Republicans in currently solid-red Collin County are being challenged up and down the November ballot by liberal Democrats hoping to flip a few seats from red to blue, including their congressional seats.
In Texas’ 3rd Congressional District, which covers much of Collin County, Democrats are funding a liberal labor attorney who until recently worked in California to try to unseat U.S. Rep. Van Taylor, the Republican incumbent.
In August, the national Democratic Congressional Campaign Committee added Taylor to their “offensive target list,” signaling they would pour big money into the race.
Taylor, a Marine Corps veteran with an MBA from Harvard, is well known in the district from his years serving in the Texas Legislature, where he earned a career “A+” rating on the Fiscal Responsibility Index.
He represented House District 66 in Plano from 2010-2014, then Senate District 8 covering Collin County from 2015-2018. With perfect “100” ratings, Taylor was known as “the most conservative member of the Texas Senate.”
In his first term serving in the U.S. House of Representatives, he also rated a “100” on the conservative Heritage Action Scorecard.

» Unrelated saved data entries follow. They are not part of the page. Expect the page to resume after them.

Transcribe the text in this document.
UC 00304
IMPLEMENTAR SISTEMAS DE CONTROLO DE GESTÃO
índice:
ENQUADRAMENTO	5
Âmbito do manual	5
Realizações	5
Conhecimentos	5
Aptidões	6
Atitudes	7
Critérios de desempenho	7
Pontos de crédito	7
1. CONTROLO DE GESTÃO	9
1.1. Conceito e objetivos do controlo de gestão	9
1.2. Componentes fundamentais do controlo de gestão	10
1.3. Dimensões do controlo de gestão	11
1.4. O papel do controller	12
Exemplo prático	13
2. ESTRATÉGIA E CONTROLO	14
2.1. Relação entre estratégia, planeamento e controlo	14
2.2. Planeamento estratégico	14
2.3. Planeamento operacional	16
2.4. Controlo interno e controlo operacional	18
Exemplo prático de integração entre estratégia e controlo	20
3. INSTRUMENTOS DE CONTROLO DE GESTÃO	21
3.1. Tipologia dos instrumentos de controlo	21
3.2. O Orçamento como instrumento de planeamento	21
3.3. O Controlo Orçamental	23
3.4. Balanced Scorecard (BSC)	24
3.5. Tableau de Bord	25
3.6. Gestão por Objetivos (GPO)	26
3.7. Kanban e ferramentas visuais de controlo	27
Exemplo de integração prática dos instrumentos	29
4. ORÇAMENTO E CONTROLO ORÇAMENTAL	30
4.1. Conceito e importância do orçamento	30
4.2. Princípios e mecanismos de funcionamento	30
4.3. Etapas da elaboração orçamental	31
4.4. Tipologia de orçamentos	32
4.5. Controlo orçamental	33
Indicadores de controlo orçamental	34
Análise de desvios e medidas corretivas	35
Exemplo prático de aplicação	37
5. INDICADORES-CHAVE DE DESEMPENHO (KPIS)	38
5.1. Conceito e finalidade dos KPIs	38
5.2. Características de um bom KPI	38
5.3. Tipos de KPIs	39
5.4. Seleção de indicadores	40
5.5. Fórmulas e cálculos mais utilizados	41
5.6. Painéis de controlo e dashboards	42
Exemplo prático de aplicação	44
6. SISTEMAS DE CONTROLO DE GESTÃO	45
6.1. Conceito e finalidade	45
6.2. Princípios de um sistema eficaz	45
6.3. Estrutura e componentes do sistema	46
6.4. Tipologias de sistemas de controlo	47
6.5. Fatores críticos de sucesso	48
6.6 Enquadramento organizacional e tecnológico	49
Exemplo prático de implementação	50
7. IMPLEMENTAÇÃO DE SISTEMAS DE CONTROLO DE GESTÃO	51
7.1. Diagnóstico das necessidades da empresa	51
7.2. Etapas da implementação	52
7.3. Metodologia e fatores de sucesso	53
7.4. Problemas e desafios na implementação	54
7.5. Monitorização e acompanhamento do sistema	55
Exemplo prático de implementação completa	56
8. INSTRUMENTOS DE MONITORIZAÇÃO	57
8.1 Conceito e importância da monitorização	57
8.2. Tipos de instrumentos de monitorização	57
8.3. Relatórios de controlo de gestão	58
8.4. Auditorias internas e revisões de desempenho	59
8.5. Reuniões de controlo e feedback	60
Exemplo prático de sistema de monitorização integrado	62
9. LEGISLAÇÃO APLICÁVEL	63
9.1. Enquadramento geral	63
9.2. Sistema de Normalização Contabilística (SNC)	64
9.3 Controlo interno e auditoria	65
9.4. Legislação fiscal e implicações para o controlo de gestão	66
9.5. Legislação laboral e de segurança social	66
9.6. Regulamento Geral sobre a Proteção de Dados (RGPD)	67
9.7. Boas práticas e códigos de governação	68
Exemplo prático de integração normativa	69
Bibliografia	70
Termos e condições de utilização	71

Taylor touts his membership in the bipartisan Problem Solvers Caucus and has continued to champion pro-taxpayer measures and veterans’ issues. He also maintains the 100 percent meeting policy with constituents he started while in state office.
The district is likely to stay in Republican hands this year; every partisan elected office in Collin County is held by a Republican, and Taylor defeated another unknown Democrat in 2018 to win the open seat with 54 percent of the vote. But Taylor has raised $2.5 million this election cycle to fend off his Democrat challenger, according to the latest campaign finance data reported by the Federal Election Commission.
Seikaly, a labor lawyer and political novice who also lives in Plano, grew up in Texas but reportedly worked in California until at least last year for a Sacramento-based law firm and as a professor at the University of California, Davis. Yet she used an address linked to her parents to vote in Texas in 2016 and 2018.
She is endorsed by several labor unions and pro-abortion groups.
Seikaly’s campaign has raised $1.1 million, with much of it funneled through ActBlue PAC, a fundraiser for Democrats.
In 2018, Democrats’ “blue wave” was boosted by voters casting straight-ticket ballots for failed Senate candidate Beto O’Rourke, but straight-party voting is no longer an option.
Libertarian Christopher Claytor is also on the ballot.
Early voting is underway now through October 30. Election Day is November 3.